Write a letter and add a couple of photos. People fall out for all sorts of silly reasons that aren't actually that important after a few years have gone by. Your parents have given "permission " to get in contact so you won't be hurting them by doing this. Your grandmother might not have contacted you at 18 as they won't know what your parents have told you about her. She might want contact but be scared....just like you are now. Its an emotionally scary process tbh.

I think you will feel regret if you don't try but don't have any expectations of her replying though.

YetMoreNewBeginnings · 16/02/2023 17:06

Showmethefood · 16/02/2023 15:00

Thanks all. Certainly gives food for thought. I’ll think about it. If I did write a letter and she didn’t respond at least I will have tried. Then again, she didn’t make contact with me when I turned 18 so…
Thanks for all the genuine advice and ideas.

I think you should be very careful. Be sure about what you want from any potential reunion and about the potential downfalls of it.

I lived with my paternal grandparents from age 7. My maternal GPs cut my parents, and us as a result, off when I was 4 as they found the abusive relationship between my parents too much to cope with.

By chance I ended up in touch with my grandfather and uncle a few years ago. It started off very lovely, but ultimately ended up quite unpleasant for me as I realised constantly in conversations how many times they could have got in touch but didn’t bother.

Whilst they were initially sad about the estrangement it was quite painful for me when I realised that I actually hadn’t crossed their minds at all for many, many years. It opened old wounds that in hindsight I’d have been better off leaving as they were.

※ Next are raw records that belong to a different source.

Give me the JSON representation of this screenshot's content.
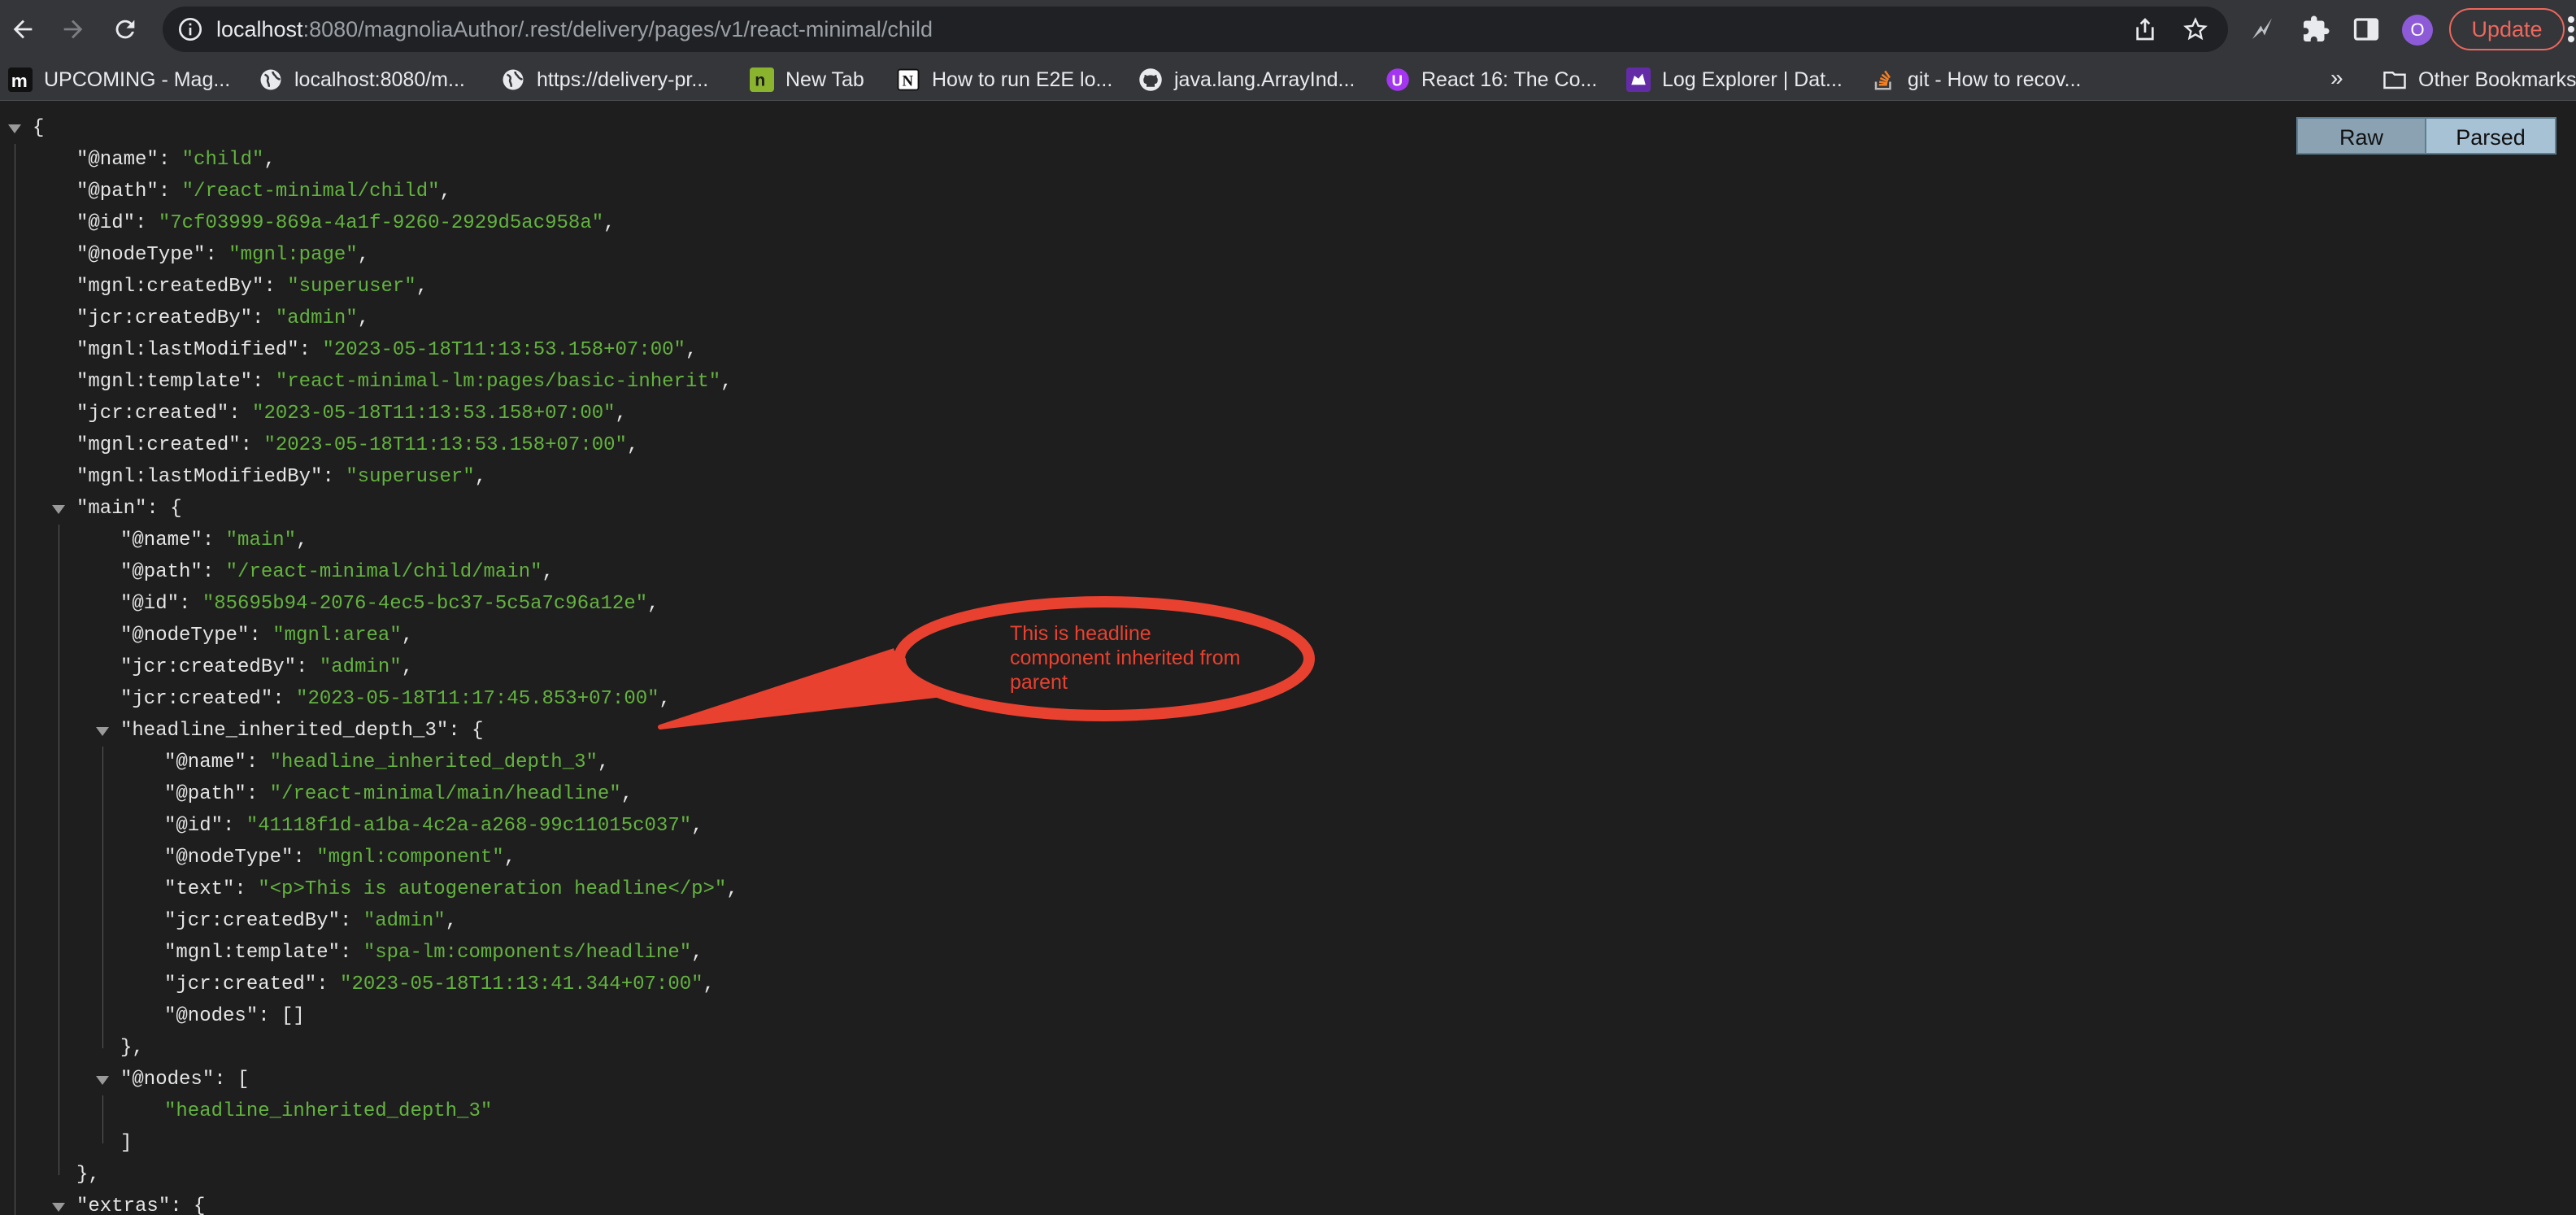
{
  "browser": {
    "url_host": "localhost",
    "url_rest": ":8080/magnoliaAuthor/.rest/delivery/pages/v1/react-minimal/child",
    "update_label": "Update",
    "profile_initial": "O"
  },
  "bookmarks": {
    "items": [
      {
        "label": "UPCOMING - Mag...",
        "icon": "m-logo-icon"
      },
      {
        "label": "localhost:8080/m...",
        "icon": "globe-icon"
      },
      {
        "label": "https://delivery-pr...",
        "icon": "globe-icon"
      },
      {
        "label": "New Tab",
        "icon": "n-green-icon"
      },
      {
        "label": "How to run E2E lo...",
        "icon": "notion-icon"
      },
      {
        "label": "java.lang.ArrayInd...",
        "icon": "github-icon"
      },
      {
        "label": "React 16: The Co...",
        "icon": "udemy-icon"
      },
      {
        "label": "Log Explorer | Dat...",
        "icon": "datadog-icon"
      },
      {
        "label": "git - How to recov...",
        "icon": "stackoverflow-icon"
      }
    ],
    "more": "»",
    "other_label": "Other Bookmarks"
  },
  "viewer": {
    "raw_label": "Raw",
    "parsed_label": "Parsed"
  },
  "json_lines": [
    {
      "indent": 0,
      "open": "{"
    },
    {
      "indent": 1,
      "key": "\"@name\"",
      "value": "\"child\"",
      "punct": ","
    },
    {
      "indent": 1,
      "key": "\"@path\"",
      "value": "\"/react-minimal/child\"",
      "punct": ","
    },
    {
      "indent": 1,
      "key": "\"@id\"",
      "value": "\"7cf03999-869a-4a1f-9260-2929d5ac958a\"",
      "punct": ","
    },
    {
      "indent": 1,
      "key": "\"@nodeType\"",
      "value": "\"mgnl:page\"",
      "punct": ","
    },
    {
      "indent": 1,
      "key": "\"mgnl:createdBy\"",
      "value": "\"superuser\"",
      "punct": ","
    },
    {
      "indent": 1,
      "key": "\"jcr:createdBy\"",
      "value": "\"admin\"",
      "punct": ","
    },
    {
      "indent": 1,
      "key": "\"mgnl:lastModified\"",
      "value": "\"2023-05-18T11:13:53.158+07:00\"",
      "punct": ","
    },
    {
      "indent": 1,
      "key": "\"mgnl:template\"",
      "value": "\"react-minimal-lm:pages/basic-inherit\"",
      "punct": ","
    },
    {
      "indent": 1,
      "key": "\"jcr:created\"",
      "value": "\"2023-05-18T11:13:53.158+07:00\"",
      "punct": ","
    },
    {
      "indent": 1,
      "key": "\"mgnl:created\"",
      "value": "\"2023-05-18T11:13:53.158+07:00\"",
      "punct": ","
    },
    {
      "indent": 1,
      "key": "\"mgnl:lastModifiedBy\"",
      "value": "\"superuser\"",
      "punct": ","
    },
    {
      "indent": 1,
      "key": "\"main\"",
      "open": "{"
    },
    {
      "indent": 2,
      "key": "\"@name\"",
      "value": "\"main\"",
      "punct": ","
    },
    {
      "indent": 2,
      "key": "\"@path\"",
      "value": "\"/react-minimal/child/main\"",
      "punct": ","
    },
    {
      "indent": 2,
      "key": "\"@id\"",
      "value": "\"85695b94-2076-4ec5-bc37-5c5a7c96a12e\"",
      "punct": ","
    },
    {
      "indent": 2,
      "key": "\"@nodeType\"",
      "value": "\"mgnl:area\"",
      "punct": ","
    },
    {
      "indent": 2,
      "key": "\"jcr:createdBy\"",
      "value": "\"admin\"",
      "punct": ","
    },
    {
      "indent": 2,
      "key": "\"jcr:created\"",
      "value": "\"2023-05-18T11:17:45.853+07:00\"",
      "punct": ","
    },
    {
      "indent": 2,
      "key": "\"headline_inherited_depth_3\"",
      "open": "{"
    },
    {
      "indent": 3,
      "key": "\"@name\"",
      "value": "\"headline_inherited_depth_3\"",
      "punct": ","
    },
    {
      "indent": 3,
      "key": "\"@path\"",
      "value": "\"/react-minimal/main/headline\"",
      "punct": ","
    },
    {
      "indent": 3,
      "key": "\"@id\"",
      "value": "\"41118f1d-a1ba-4c2a-a268-99c11015c037\"",
      "punct": ","
    },
    {
      "indent": 3,
      "key": "\"@nodeType\"",
      "value": "\"mgnl:component\"",
      "punct": ","
    },
    {
      "indent": 3,
      "key": "\"text\"",
      "value": "\"<p>This is autogeneration headline</p>\"",
      "punct": ","
    },
    {
      "indent": 3,
      "key": "\"jcr:createdBy\"",
      "value": "\"admin\"",
      "punct": ","
    },
    {
      "indent": 3,
      "key": "\"mgnl:template\"",
      "value": "\"spa-lm:components/headline\"",
      "punct": ","
    },
    {
      "indent": 3,
      "key": "\"jcr:created\"",
      "value": "\"2023-05-18T11:13:41.344+07:00\"",
      "punct": ","
    },
    {
      "indent": 3,
      "key": "\"@nodes\"",
      "plain": "[]"
    },
    {
      "indent": 2,
      "close": "},"
    },
    {
      "indent": 2,
      "key": "\"@nodes\"",
      "open": "["
    },
    {
      "indent": 3,
      "value": "\"headline_inherited_depth_3\""
    },
    {
      "indent": 2,
      "close": "]"
    },
    {
      "indent": 1,
      "close": "},"
    },
    {
      "indent": 1,
      "key": "\"extras\"",
      "open": "{"
    }
  ],
  "annotation": {
    "text": "This is headline component inherited from parent",
    "color": "#e8412f"
  },
  "colors": {
    "string": "#63b33f",
    "key": "#e6e6e6",
    "background": "#1e1e1e"
  }
}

So as well as taking into account the fact that she is 94, take into account how you may feel if you’re not welcomed back with open arms, how you’ll feel if they’re openly critical of your parents, how you’ll feel if they tell you a different story to your parents, how you’ll feel if they don’t want to know and how you’ll feel if they’re just indifferent.

crowsfeet57 · 16/02/2023 17:07

My mother is 89 and she has certainly become far more involved with her extended family in recent years. You might be pleasantly surprised if you contact her.

Cottagecheeseisnotcheese · 16/02/2023 17:36

@OutofEverything of course there is a chance, even a reasonable chance and it was worth mentioning but it is still more likely to not have dementia than to have it.
but I realise it was not you that said most people have it

MoreSleepPleasee · 16/02/2023 17:53

I think the fact she knew you until you were 8 then never bothered with you speaks volumes op.

JudgeRinderonTinder · 16/02/2023 17:53

OutofEverything · 16/02/2023 14:30

More than 40% of people aged over 90 have dementia. So not everyone, but a high proportion.